Aspetto più importante, si è astenuto dall'enfatizzare che quello di cui stiamo discutendo non è occupazione».


Stiamo parlando di storia. Ma chi se ne occupa più, al giorno d'oggi?

Baker: «Se iniziamo a farlo noi, gli altri ci seguiranno. È un processo che richiede del tempo».

Anche la Procura di Stato è completamente slegata da questo approccio quando difende la posizione dello stato davanti all'Alta Corte di Giustizia...

Baker: «Esiste un problema con la Procura di Stato. C'è un gruppo di persone  che ha una visione a senso unico quando si parla della condizione giuridica dei territori contesi e dei coloni».

Ma si suppone che essa sia la voce dello stato...

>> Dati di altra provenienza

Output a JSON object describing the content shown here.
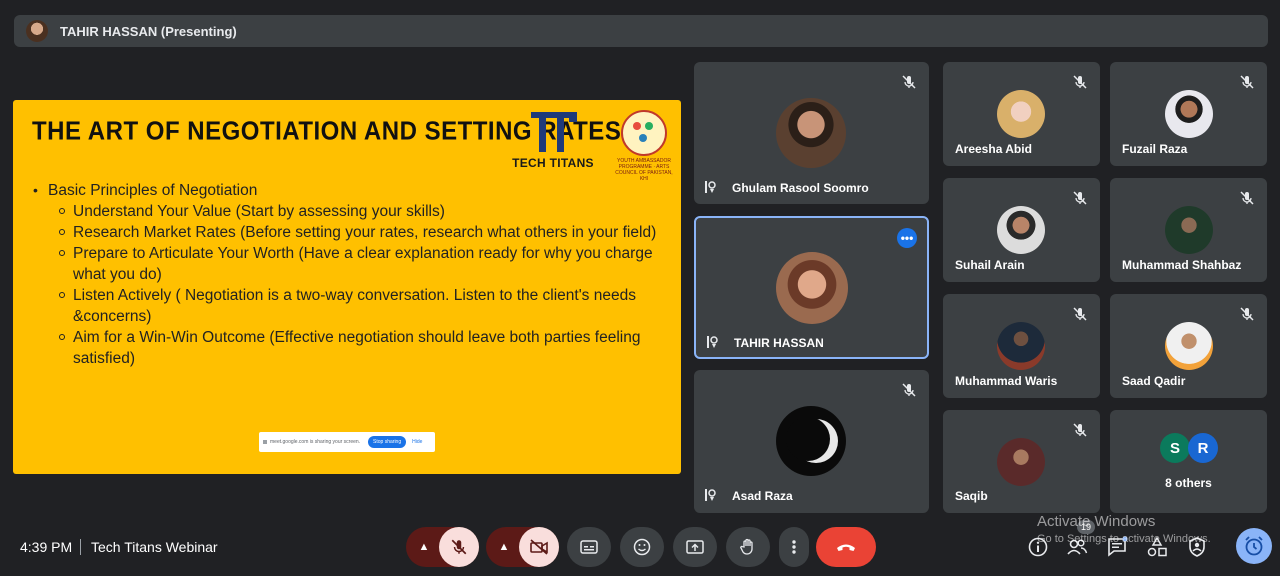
{
  "presenter_bar": {
    "name": "TAHIR HASSAN (Presenting)"
  },
  "slide": {
    "title": "THE ART OF NEGOTIATION AND SETTING RATES",
    "logo_text": "TECH TITANS",
    "ya_logo_text": "YOUTH AMBASSADOR PROGRAMME · ARTS COUNCIL OF PAKISTAN, KHI",
    "bullet_main": "Basic Principles of Negotiation",
    "sub_bullets": [
      "Understand Your Value (Start by assessing your skills)",
      "Research Market Rates (Before setting your rates, research what others in your field)",
      "Prepare to Articulate Your Worth (Have a clear explanation ready for why you charge what you do)",
      "Listen Actively ( Negotiation is a two-way conversation. Listen to the client's needs &concerns)",
      "Aim for a Win-Win Outcome (Effective negotiation should leave both parties feeling satisfied)"
    ],
    "share_notice": "meet.google.com is sharing your screen.",
    "stop_sharing": "Stop sharing",
    "hide": "Hide"
  },
  "tiles_large": [
    {
      "name": "Ghulam Rasool Soomro"
    },
    {
      "name": "TAHIR HASSAN"
    },
    {
      "name": "Asad Raza"
    }
  ],
  "tiles_small": [
    {
      "name": "Areesha Abid"
    },
    {
      "name": "Fuzail Raza"
    },
    {
      "name": "Suhail Arain"
    },
    {
      "name": "Muhammad Shahbaz"
    },
    {
      "name": "Muhammad Waris"
    },
    {
      "name": "Saad Qadir"
    },
    {
      "name": "Saqib"
    }
  ],
  "others": {
    "letters": [
      "S",
      "R"
    ],
    "label": "8 others",
    "colors": [
      "#0b7a5c",
      "#1967d2"
    ]
  },
  "bottom": {
    "time": "4:39 PM",
    "meeting": "Tech Titans Webinar",
    "people_count": "19",
    "watermark_title": "Activate Windows",
    "watermark_sub": "Go to Settings to activate Windows."
  },
  "colors": {
    "slide_bg": "#ffc000",
    "end_call": "#ea4335",
    "active_border": "#8ab4f8"
  }
}
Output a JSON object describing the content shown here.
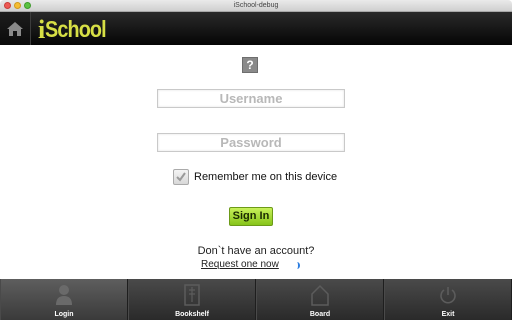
{
  "window": {
    "title": "iSchool-debug"
  },
  "header": {
    "logo_i": "i",
    "logo_rest": "School"
  },
  "form": {
    "help_glyph": "?",
    "username_placeholder": "Username",
    "password_placeholder": "Password",
    "remember_label": "Remember me on this device",
    "remember_checked": true,
    "signin_label": "Sign In",
    "no_account_text": "Don`t have an account?",
    "request_link": "Request one now"
  },
  "tabs": [
    {
      "label": "Login",
      "icon": "person-icon",
      "active": true
    },
    {
      "label": "Bookshelf",
      "icon": "book-icon",
      "active": false
    },
    {
      "label": "Board",
      "icon": "board-icon",
      "active": false
    },
    {
      "label": "Exit",
      "icon": "power-icon",
      "active": false
    }
  ],
  "colors": {
    "accent": "#d7df45",
    "signin": "#a5dc35",
    "tabbar": "#333333"
  }
}
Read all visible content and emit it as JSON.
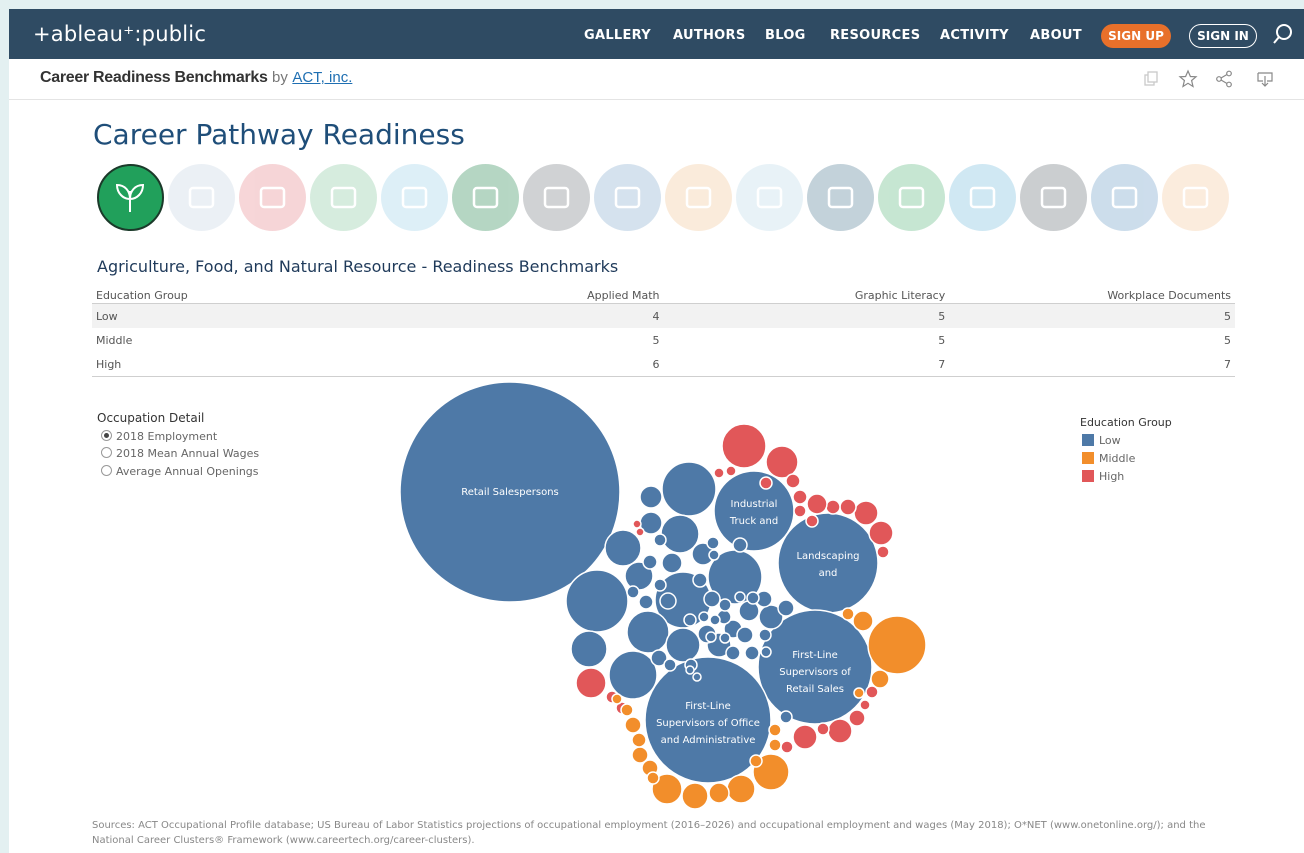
{
  "nav": {
    "logo": "+ableau⁺:public",
    "links": [
      "GALLERY",
      "AUTHORS",
      "BLOG",
      "RESOURCES",
      "ACTIVITY",
      "ABOUT"
    ],
    "signup": "SIGN UP",
    "signin": "SIGN IN"
  },
  "viz": {
    "title": "Career Readiness Benchmarks",
    "by": "by",
    "author": "ACT, inc."
  },
  "dashboard": {
    "title": "Career Pathway Readiness",
    "pathway_icons": [
      "leaf-icon",
      "brick-wall-icon",
      "megaphone-icon",
      "monitor-chart-icon",
      "graduation-cap-icon",
      "money-icon",
      "government-building-icon",
      "syringe-icon",
      "bed-icon",
      "handshake-icon",
      "teacher-board-icon",
      "gavel-icon",
      "tools-icon",
      "bar-chart-up-icon",
      "gear-code-icon",
      "delivery-truck-icon"
    ],
    "pathway_colors": [
      "#21a05b",
      "#c8d6e5",
      "#e88a90",
      "#8cc9a3",
      "#9fd2ea",
      "#2e8b57",
      "#7a7f85",
      "#8aaed0",
      "#f2c89a",
      "#c0dcea",
      "#557f98",
      "#5fb87f",
      "#7bbfdf",
      "#6c747c",
      "#6f9fc8",
      "#f5c9a1"
    ],
    "selected_index": 0
  },
  "benchmarks": {
    "title": "Agriculture, Food, and Natural Resource - Readiness Benchmarks",
    "headers": [
      "Education Group",
      "Applied Math",
      "Graphic Literacy",
      "Workplace Documents"
    ],
    "rows": [
      [
        "Low",
        "4",
        "5",
        "5"
      ],
      [
        "Middle",
        "5",
        "5",
        "5"
      ],
      [
        "High",
        "6",
        "7",
        "7"
      ]
    ]
  },
  "occupation_detail": {
    "title": "Occupation Detail",
    "options": [
      "2018 Employment",
      "2018 Mean Annual Wages",
      "Average Annual Openings"
    ],
    "selected": "2018 Employment"
  },
  "legend": {
    "title": "Education Group",
    "items": [
      {
        "label": "Low",
        "color": "#4e79a7"
      },
      {
        "label": "Middle",
        "color": "#f28e2b"
      },
      {
        "label": "High",
        "color": "#e15759"
      }
    ]
  },
  "chart_data": {
    "type": "bubble",
    "labels": [
      "Retail Salespersons",
      "Industrial Truck and",
      "Landscaping and",
      "First-Line Supervisors of Retail Sales",
      "First-Line Supervisors of Office and Administrative"
    ],
    "legend_title": "Education Group"
  },
  "sources": "Sources: ACT Occupational Profile database; US Bureau of Labor Statistics projections of occupational employment (2016–2026) and occupational employment and wages (May 2018); O*NET (www.onetonline.org/); and the National Career Clusters® Framework (www.careertech.org/career-clusters)."
}
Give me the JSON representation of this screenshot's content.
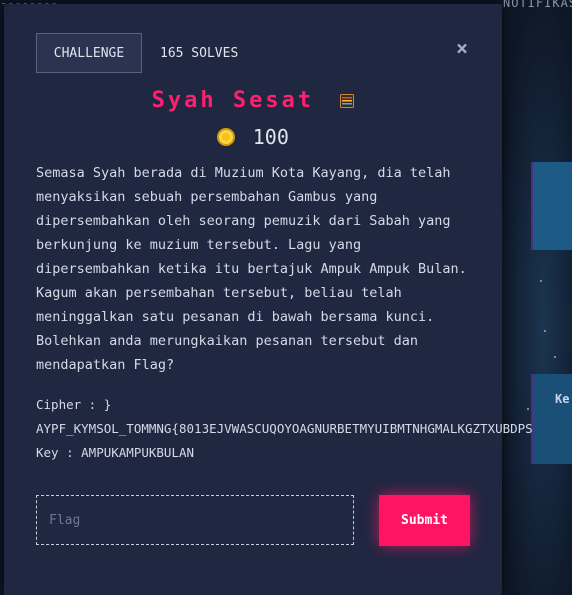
{
  "background": {
    "top_right_text": "NOTIFIKAS",
    "top_left_text": "--------",
    "card_label": "Ke"
  },
  "modal": {
    "tab_label": "CHALLENGE",
    "solves": "165 SOLVES",
    "close_symbol": "×",
    "title": "Syah Sesat",
    "points": "100",
    "description": "Semasa Syah berada di Muzium Kota Kayang, dia telah menyaksikan sebuah persembahan Gambus yang dipersembahkan oleh seorang pemuzik dari Sabah yang berkunjung ke muzium tersebut. Lagu yang dipersembahkan ketika itu bertajuk Ampuk Ampuk Bulan. Kagum akan persembahan tersebut, beliau telah meninggalkan satu pesanan di bawah bersama kunci. Bolehkan anda merungkaikan pesanan tersebut dan mendapatkan Flag?",
    "cipher_label": "Cipher : }",
    "cipher_text": "AYPF_KYMSOL_TOMMNG{8013EJVWASCUQOYOAGNURBETMYUIBMTNHGMALKGZTXUBDPS",
    "key_line": "Key : AMPUKAMPUKBULAN",
    "flag_placeholder": "Flag",
    "flag_value": "",
    "submit_label": "Submit"
  },
  "colors": {
    "modal_bg": "#1f2741",
    "accent": "#ff1463",
    "title": "#ff1f6e",
    "coin": "#f2c417"
  }
}
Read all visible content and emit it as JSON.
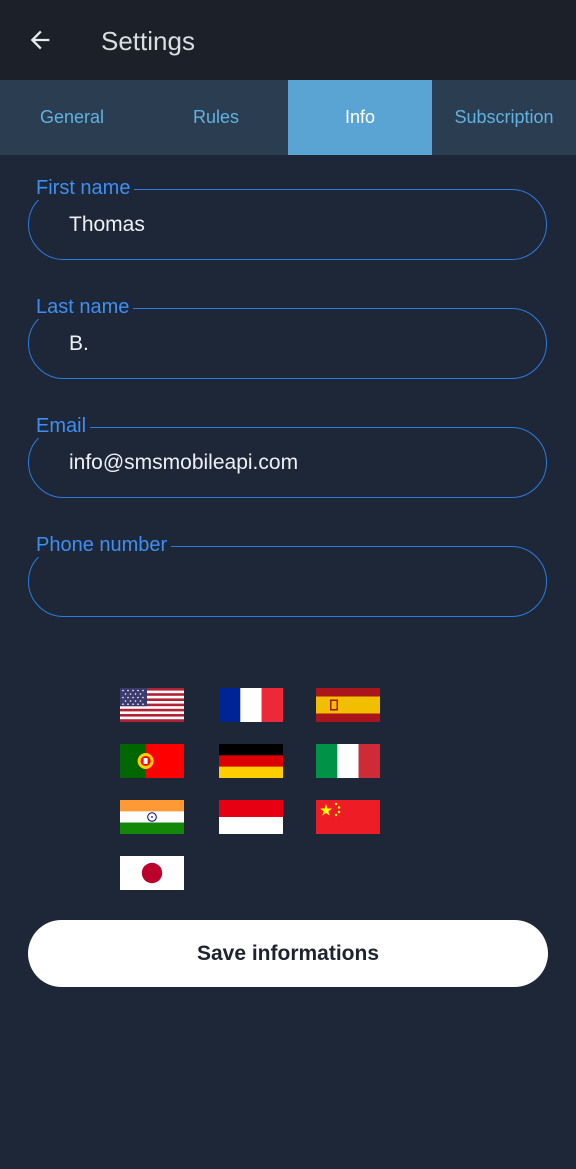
{
  "header": {
    "title": "Settings",
    "back_icon": "arrow-left-icon"
  },
  "tabs": [
    {
      "label": "General",
      "active": false
    },
    {
      "label": "Rules",
      "active": false
    },
    {
      "label": "Info",
      "active": true
    },
    {
      "label": "Subscription",
      "active": false
    }
  ],
  "form": {
    "first_name": {
      "label": "First name",
      "value": "Thomas"
    },
    "last_name": {
      "label": "Last name",
      "value": "B."
    },
    "email": {
      "label": "Email",
      "value": "info@smsmobileapi.com"
    },
    "phone": {
      "label": "Phone number",
      "value": ""
    }
  },
  "languages": [
    {
      "icon": "flag-us-icon"
    },
    {
      "icon": "flag-france-icon"
    },
    {
      "icon": "flag-spain-icon"
    },
    {
      "icon": "flag-portugal-icon"
    },
    {
      "icon": "flag-germany-icon"
    },
    {
      "icon": "flag-italy-icon"
    },
    {
      "icon": "flag-india-icon"
    },
    {
      "icon": "flag-indonesia-icon"
    },
    {
      "icon": "flag-china-icon"
    },
    {
      "icon": "flag-japan-icon"
    }
  ],
  "save_button": {
    "label": "Save informations"
  },
  "colors": {
    "background": "#1d2738",
    "appbar": "#1b2029",
    "tabbar": "#2b3d50",
    "tab_active": "#5aa4d4",
    "accent": "#2c7be0",
    "tab_text": "#5fb2e4"
  }
}
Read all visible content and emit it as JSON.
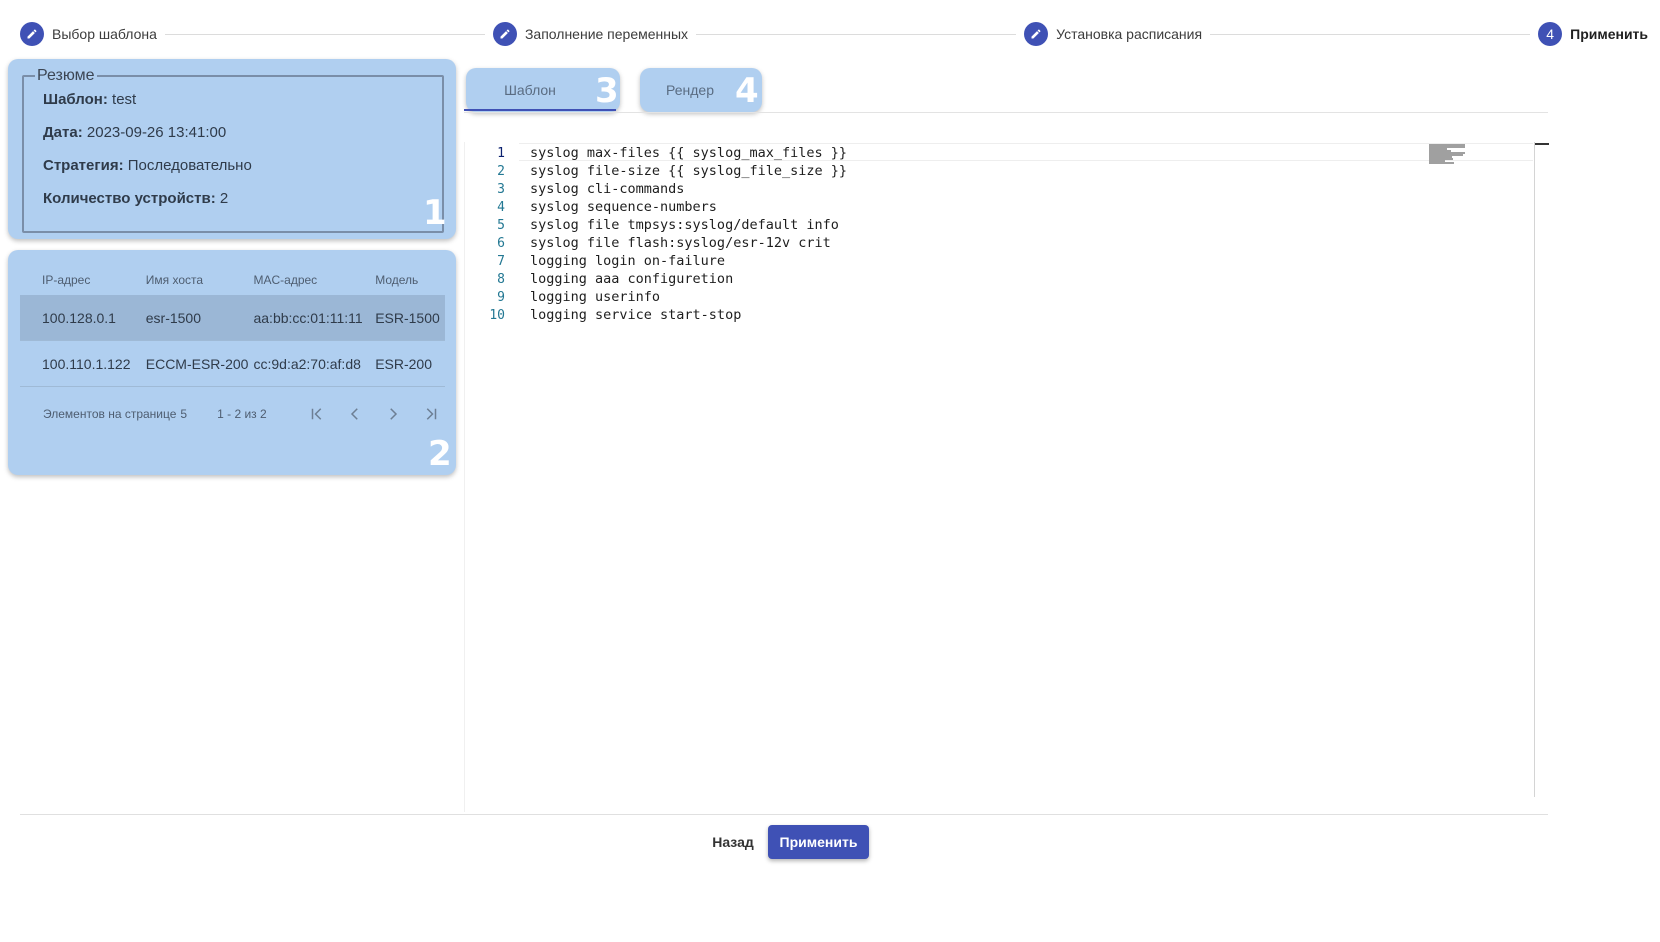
{
  "stepper": {
    "steps": [
      {
        "label": "Выбор шаблона",
        "icon": "pencil-icon",
        "state": "done"
      },
      {
        "label": "Заполнение переменных",
        "icon": "pencil-icon",
        "state": "done"
      },
      {
        "label": "Установка расписания",
        "icon": "pencil-icon",
        "state": "done"
      },
      {
        "label": "Применить",
        "number": "4",
        "state": "active"
      }
    ]
  },
  "summary": {
    "legend": "Резюме",
    "template_label": "Шаблон:",
    "template_value": "test",
    "date_label": "Дата:",
    "date_value": "2023-09-26 13:41:00",
    "strategy_label": "Стратегия:",
    "strategy_value": "Последовательно",
    "devices_count_label": "Количество устройств:",
    "devices_count_value": "2",
    "badge": "1"
  },
  "devices": {
    "columns": [
      "IP-адрес",
      "Имя хоста",
      "MAC-адрес",
      "Модель"
    ],
    "rows": [
      {
        "ip": "100.128.0.1",
        "host": "esr-1500",
        "mac": "aa:bb:cc:01:11:11",
        "model": "ESR-1500",
        "selected": true
      },
      {
        "ip": "100.110.1.122",
        "host": "ECCM-ESR-200",
        "mac": "cc:9d:a2:70:af:d8",
        "model": "ESR-200",
        "selected": false
      }
    ],
    "pager": {
      "page_size_label": "Элементов на странице",
      "page_size": "5",
      "range": "1 - 2 из 2"
    },
    "badge": "2"
  },
  "tabs": [
    {
      "label": "Шаблон",
      "badge": "3",
      "active": true
    },
    {
      "label": "Рендер",
      "badge": "4",
      "active": false
    }
  ],
  "editor": {
    "lines": [
      "syslog max-files {{ syslog_max_files }}",
      "syslog file-size {{ syslog_file_size }}",
      "syslog cli-commands",
      "syslog sequence-numbers",
      "syslog file tmpsys:syslog/default info",
      "syslog file flash:syslog/esr-12v crit",
      "logging login on-failure",
      "logging aaa configuretion",
      "logging userinfo",
      "logging service start-stop"
    ],
    "line_numbers": [
      "1",
      "2",
      "3",
      "4",
      "5",
      "6",
      "7",
      "8",
      "9",
      "10"
    ]
  },
  "footer": {
    "back_label": "Назад",
    "apply_label": "Применить"
  },
  "colors": {
    "primary": "#3f51b5",
    "card": "#b0cff0",
    "selected_row": "#9bb7d6"
  }
}
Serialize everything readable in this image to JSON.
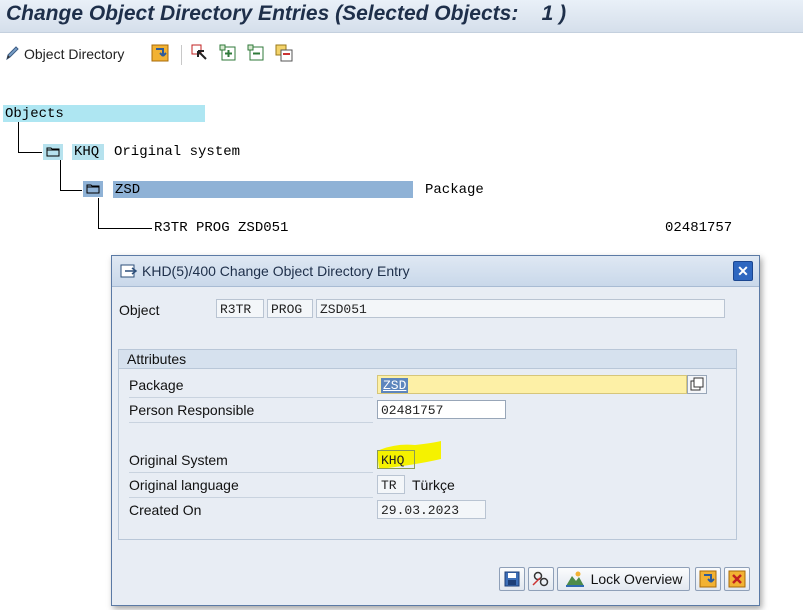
{
  "title": "Change Object Directory Entries (Selected Objects:    1 )",
  "toolbar": {
    "object_directory_label": "Object Directory",
    "icons": [
      "pencil-icon",
      "execute-icon",
      "select-icon",
      "expand-icon",
      "collapse-icon",
      "copy-icon"
    ]
  },
  "tree": {
    "root_label": "Objects",
    "system_code": "KHQ",
    "system_label": "Original system",
    "package_code": "ZSD",
    "package_label": "Package",
    "object_text": "R3TR PROG ZSD051",
    "object_user": "02481757"
  },
  "dialog": {
    "title": "KHD(5)/400 Change Object Directory Entry",
    "object_label": "Object",
    "object_pgmid": "R3TR",
    "object_type": "PROG",
    "object_name": "ZSD051",
    "attributes_title": "Attributes",
    "package_label": "Package",
    "package_value": "ZSD",
    "person_label": "Person Responsible",
    "person_value": "02481757",
    "orig_system_label": "Original System",
    "orig_system_value": "KHQ",
    "orig_lang_label": "Original language",
    "orig_lang_code": "TR",
    "orig_lang_name": "Türkçe",
    "created_label": "Created On",
    "created_value": "29.03.2023",
    "buttons": {
      "lock_overview": "Lock Overview"
    }
  },
  "colors": {
    "title_text": "#1e2f4a",
    "highlight_yellow": "#f5f200",
    "package_field": "#fdf0a6",
    "objects_highlight": "#aee6f2"
  }
}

Baker: «Non esattamente. Il portavoce dello stato è il Ministero degli Esteri e l'Ufficio del Primo Ministro. Queste persone implementano la legge: è il loro lavoro. Non sono incaricati di fare propaganda o politica. Siamo d'accordo con i palestinesi che il destino dei territori deve essere il punto di arrivo di negoziati, per cui da questo punto di vista, dobbiamo raggiungere un compromesso. Ma da qui ad allora, e per il bene della nostra gente, c'è una cosa che si chiama "diritti" e che dobbiamo sostenere nelle discussioni».
«È inconcepibile che il mondo intero ripeta il mantra a proposito di Giudea e Samaria come territori occupati, quando dal punto di vista fattuale non c'è alcun sostegno legale a supporto di ciò. Quando Kerry argomenta, ancor prima che i negoziati si concludano, che non abbiamo alcun diritto nei Territori di cui stiamo discutendo, e che gli insediamenti sono illegittimi, di fatto sta adottando la posizione palestinese e deragliando i negoziati. Anche se sei un Segretario di Stato, non devi arrecare pregiudizio ai negoziati affermando che gli insediamenti sono illegittimi».



Bezalel Smotritz, un esponente di spicco del Regavim, afferma che sebbene il motto della sua organizzazione sia "la migliore difesa è l'attacco", quando argomenta le sue ragioni davanti all'Alta Corte di Giustizia; ammette che assieme ai suoi colleghi è stato molto impegnato nello "spegnere incendi": «la questione degli insediamenti in Giudea e Samaria esiste oggi entro i limiti di una situazione giuridica insostenibile, risultata il sottoprodotto della delegittimazione giudiziale condotta per anni dalla sinistra nei confronti delle comunità ebraiche di Giudea e Samaria. Senza considerare che la legge applicata oggi negli insediamenti risulta datata e non ai passi dei tempi moderni. Stiamo parlando di residui dell'impero ottomano, del mandato britannico in Medio Oriente, della legge giordana, e dei decreti dell'esercito israeliano».

Nadav Shragai, "The legal case for Judea and Samaria", su Israel Hayom del 13 dicembre 2013.